Les routes ont été repavées, les bâtiments nettoyés et les projets d’aménagement de parcs accélérés.
Cependant, des informations ont émergé sur des mesures répressives pré-sommet visant les opposants au régime, ainsi que sur l’éviction des mendiants, travailleurs journaliers et petits marchands des rues de Bakou.
Le gouvernement aurait également ordonné aux employés du secteur public de travailler à domicile et prolongé les vacances scolaires et universitaires pour éviter les embouteillages sur les routes principales. Cela a permis aux navettes COP29 de circuler rapidement sur de larges boulevards bordés de bâtiments rappelant une capitale impériale.
Le Times of Israel a même appris qu’un spray blanc avait été appliqué le long des rives de la mer Caspienne deux semaines avant la conférence, dans le but d’éliminer les odeurs de pétrole de la promenade en bord de mer.
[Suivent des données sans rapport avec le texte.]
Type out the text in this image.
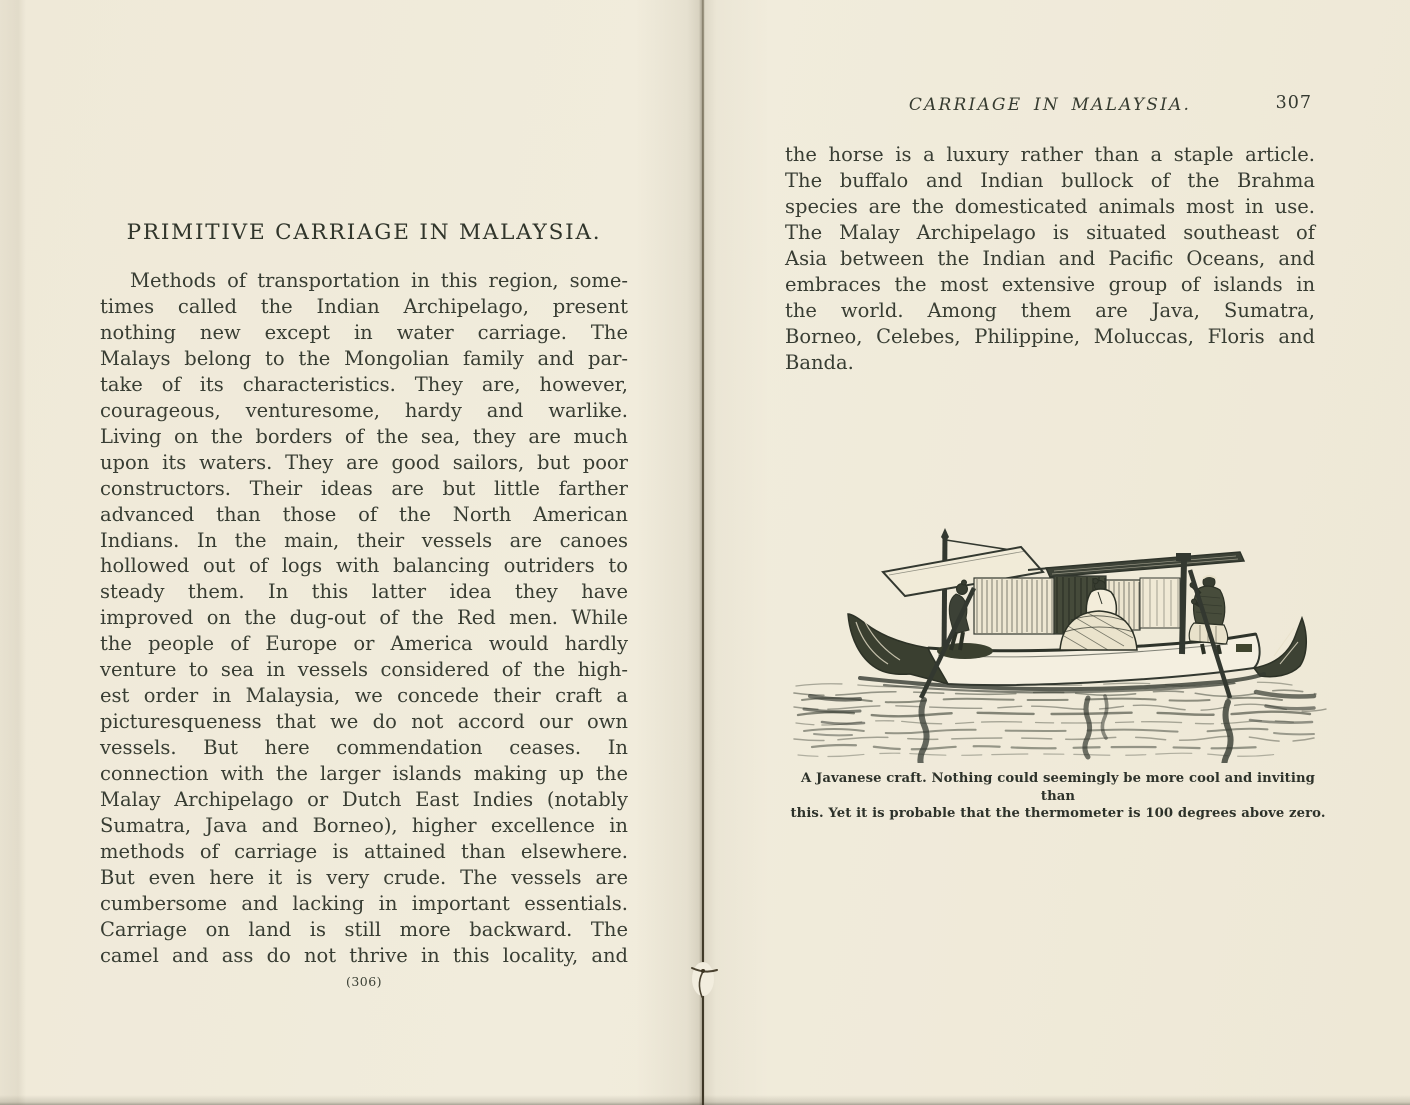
PRIMITIVE CARRIAGE IN MALAYSIA.
Methods of transportation in this region, some-
times called the Indian Archipelago, present
nothing new except in water carriage. The
Malays belong to the Mongolian family and par-
take of its characteristics. They are, however,
courageous, venturesome, hardy and warlike.
Living on the borders of the sea, they are much
upon its waters. They are good sailors, but poor
constructors. Their ideas are but little farther
advanced than those of the North American
Indians. In the main, their vessels are canoes
hollowed out of logs with balancing outriders to
steady them. In this latter idea they have
improved on the dug-out of the Red men. While
the people of Europe or America would hardly
venture to sea in vessels considered of the high-
est order in Malaysia, we concede their craft a
picturesqueness that we do not accord our own
vessels. But here commendation ceases. In
connection with the larger islands making up the
Malay Archipelago or Dutch East Indies (notably
Sumatra, Java and Borneo), higher excellence in
methods of carriage is attained than elsewhere.
But even here it is very crude. The vessels are
cumbersome and lacking in important essentials.
Carriage on land is still more backward. The
camel and ass do not thrive in this locality, and
(306)
CARRIAGE IN MALAYSIA.	307
the horse is a luxury rather than a staple article.
The buffalo and Indian bullock of the Brahma
species are the domesticated animals most in use.
The Malay Archipelago is situated southeast of
Asia between the Indian and Pacific Oceans, and
embraces the most extensive group of islands in
the world. Among them are Java, Sumatra,
Borneo, Celebes, Philippine, Moluccas, Floris and
Banda.
A Javanese craft. Nothing could seemingly be more cool and inviting than
this. Yet it is probable that the thermometer is 100 degrees above zero.
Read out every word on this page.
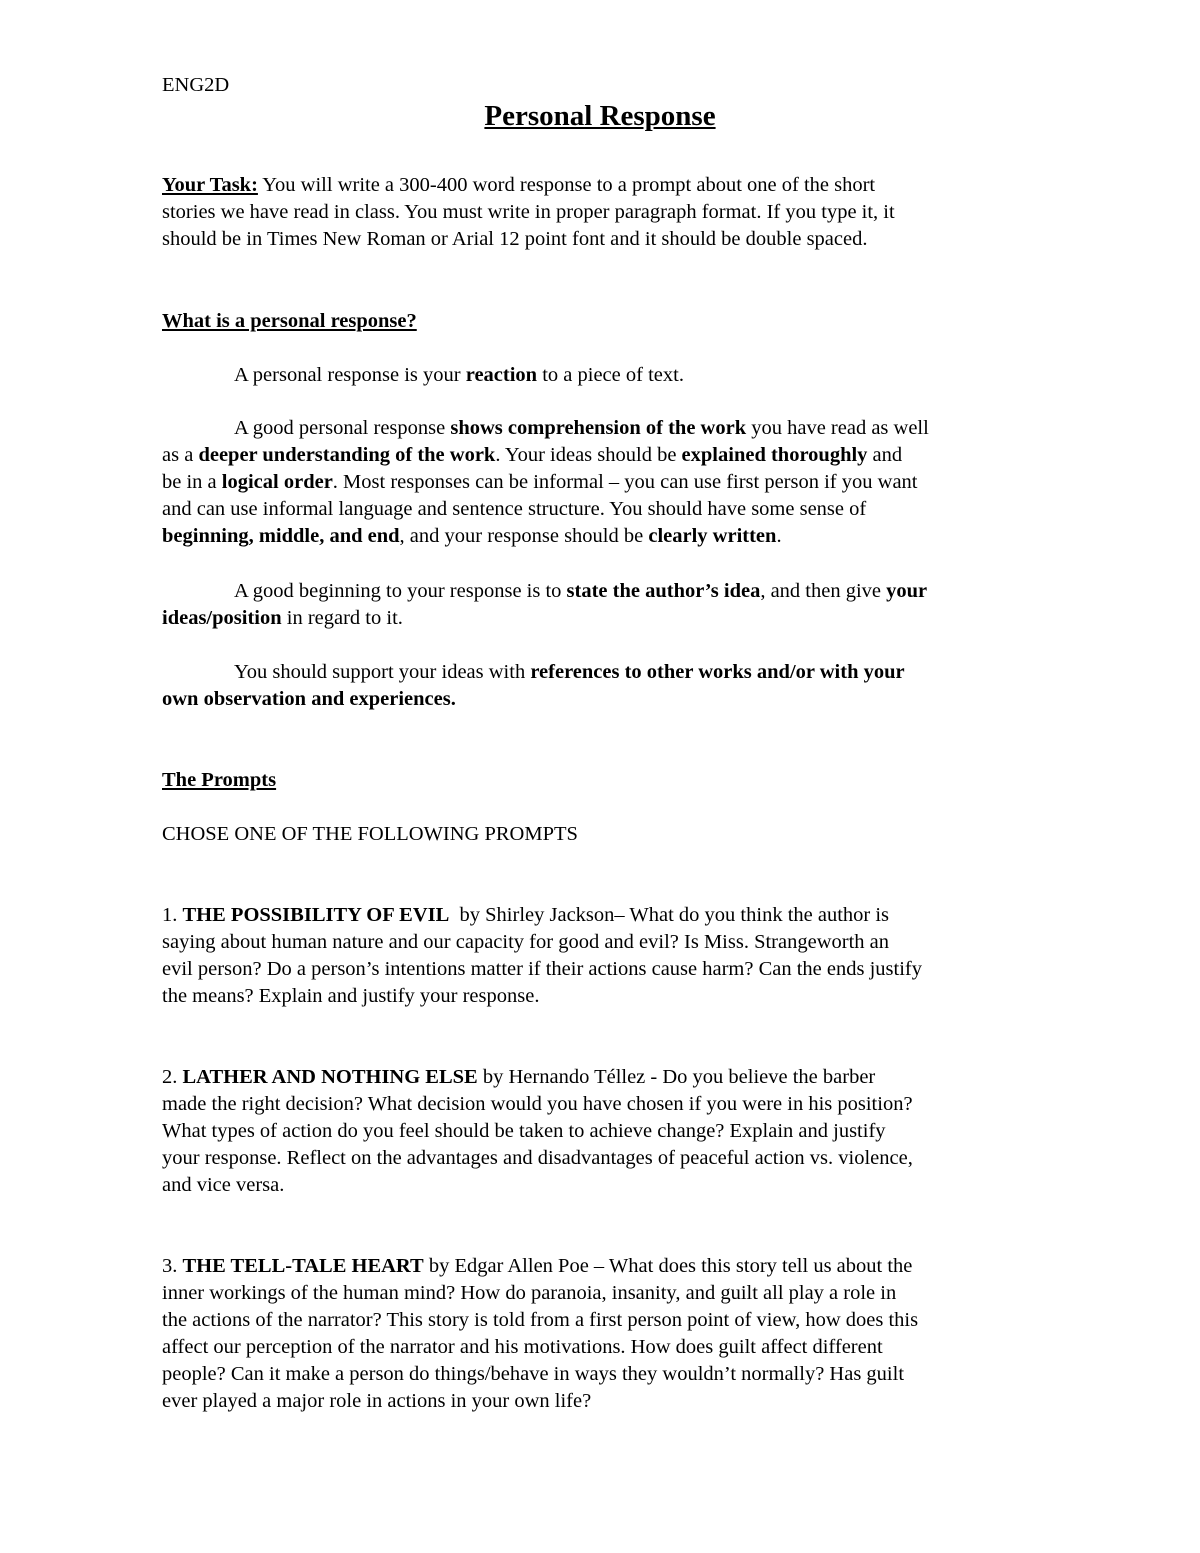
ENG2D
Personal Response
Your Task: You will write a 300-400 word response to a prompt about one of the short
stories we have read in class. You must write in proper paragraph format. If you type it, it
should be in Times New Roman or Arial 12 point font and it should be double spaced.
What is a personal response?
A personal response is your reaction to a piece of text.
A good personal response shows comprehension of the work you have read as well
as a deeper understanding of the work. Your ideas should be explained thoroughly and
be in a logical order. Most responses can be informal – you can use first person if you want
and can use informal language and sentence structure. You should have some sense of
beginning, middle, and end, and your response should be clearly written.
A good beginning to your response is to state the author’s idea, and then give your
ideas/position in regard to it.
You should support your ideas with references to other works and/or with your
own observation and experiences.
The Prompts
CHOSE ONE OF THE FOLLOWING PROMPTS
1. THE POSSIBILITY OF EVIL  by Shirley Jackson– What do you think the author is
saying about human nature and our capacity for good and evil? Is Miss. Strangeworth an
evil person? Do a person’s intentions matter if their actions cause harm? Can the ends justify
the means? Explain and justify your response.
2. LATHER AND NOTHING ELSE by Hernando Téllez - Do you believe the barber
made the right decision? What decision would you have chosen if you were in his position?
What types of action do you feel should be taken to achieve change? Explain and justify
your response. Reflect on the advantages and disadvantages of peaceful action vs. violence,
and vice versa.
3. THE TELL-TALE HEART by Edgar Allen Poe – What does this story tell us about the
inner workings of the human mind? How do paranoia, insanity, and guilt all play a role in
the actions of the narrator? This story is told from a first person point of view, how does this
affect our perception of the narrator and his motivations. How does guilt affect different
people? Can it make a person do things/behave in ways they wouldn’t normally? Has guilt
ever played a major role in actions in your own life?
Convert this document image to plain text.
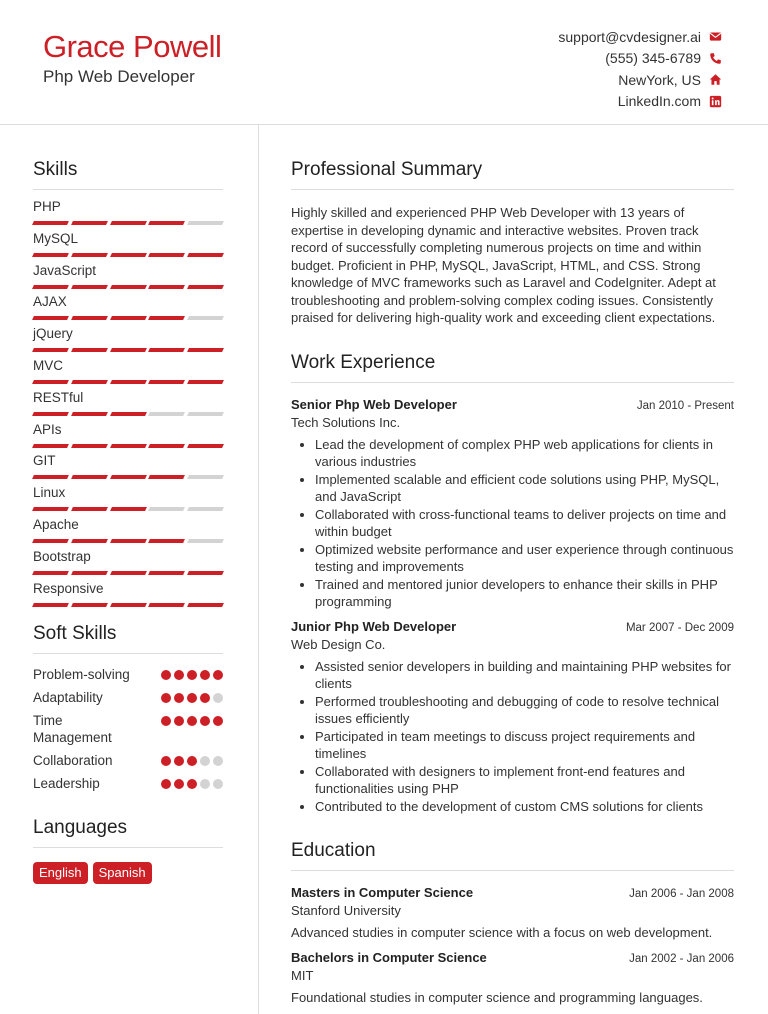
Grace Powell
Php Web Developer
support@cvdesigner.ai
(555) 345-6789
NewYork, US
LinkedIn.com
Skills
PHP
MySQL
JavaScript
AJAX
jQuery
MVC
RESTful
APIs
GIT
Linux
Apache
Bootstrap
Responsive
Soft Skills
Problem-solving
Adaptability
Time Management
Collaboration
Leadership
Languages
English	Spanish
Professional Summary
Highly skilled and experienced PHP Web Developer with 13 years of expertise in developing dynamic and interactive websites. Proven track record of successfully completing numerous projects on time and within budget. Proficient in PHP, MySQL, JavaScript, HTML, and CSS. Strong knowledge of MVC frameworks such as Laravel and CodeIgniter. Adept at troubleshooting and problem-solving complex coding issues. Consistently praised for delivering high-quality work and exceeding client expectations.
Work Experience
Senior Php Web Developer	Jan 2010 - Present
Tech Solutions Inc.
• Lead the development of complex PHP web applications for clients in various industries
• Implemented scalable and efficient code solutions using PHP, MySQL, and JavaScript
• Collaborated with cross-functional teams to deliver projects on time and within budget
• Optimized website performance and user experience through continuous testing and improvements
• Trained and mentored junior developers to enhance their skills in PHP programming
Junior Php Web Developer	Mar 2007 - Dec 2009
Web Design Co.
• Assisted senior developers in building and maintaining PHP websites for clients
• Performed troubleshooting and debugging of code to resolve technical issues efficiently
• Participated in team meetings to discuss project requirements and timelines
• Collaborated with designers to implement front-end features and functionalities using PHP
• Contributed to the development of custom CMS solutions for clients
Education
Masters in Computer Science	Jan 2006 - Jan 2008
Stanford University
Advanced studies in computer science with a focus on web development.
Bachelors in Computer Science	Jan 2002 - Jan 2006
MIT
Foundational studies in computer science and programming languages.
La police était omniprésente dans la ville, et l’armée semblait surveiller tout le périmètre du stade. À l’intérieur, des centaines, voire des milliers de jeunes bénévoles, étaient prêts à répondre aux questions et à orienter les participants.
Les rares manifestations autorisées, notamment sur le climat et contre les guerres d’Israël, sont restées discrètes.
La « COP des finances »
La COP29, surnommée « la COP des finances », a deux objectifs principaux. Le premier est de finaliser les règles pour les échanges de « crédits carbone », permettant aux pays consommateurs de combustibles fossiles de compenser leurs émissions en achetant des crédits auprès de pays à faibles émissions. L’autre objectif est d’augmenter de manière substantielle les financements versés par les pays riches, grands pollueurs, aux pays du Sud pour gérer les conséquences du changement climatique (inondations, sécheresses, élévation du niveau de la mer et phénomènes météorologiques de plus en plus imprévisibles et destructeurs).
Dès le premier jour de la conférence, l’Azerbaïdjan a annoncé des avancées sur le premier objectif, bien que de nombreux problèmes persistent.
En revanche, à mi-parcours de la conférence, aucune avancée notable sur le second objectif n’avait été constatée. Une sculpture de 52 pieds représentant un cachalot échoué sur les rives de la mer Caspienne semblait symboliser parfaitement des discussions au bord de l’échec.
Reste à voir si la situation évoluera et si le Brésil, hôte de la COP30 l’année prochaine, saura faire mieux.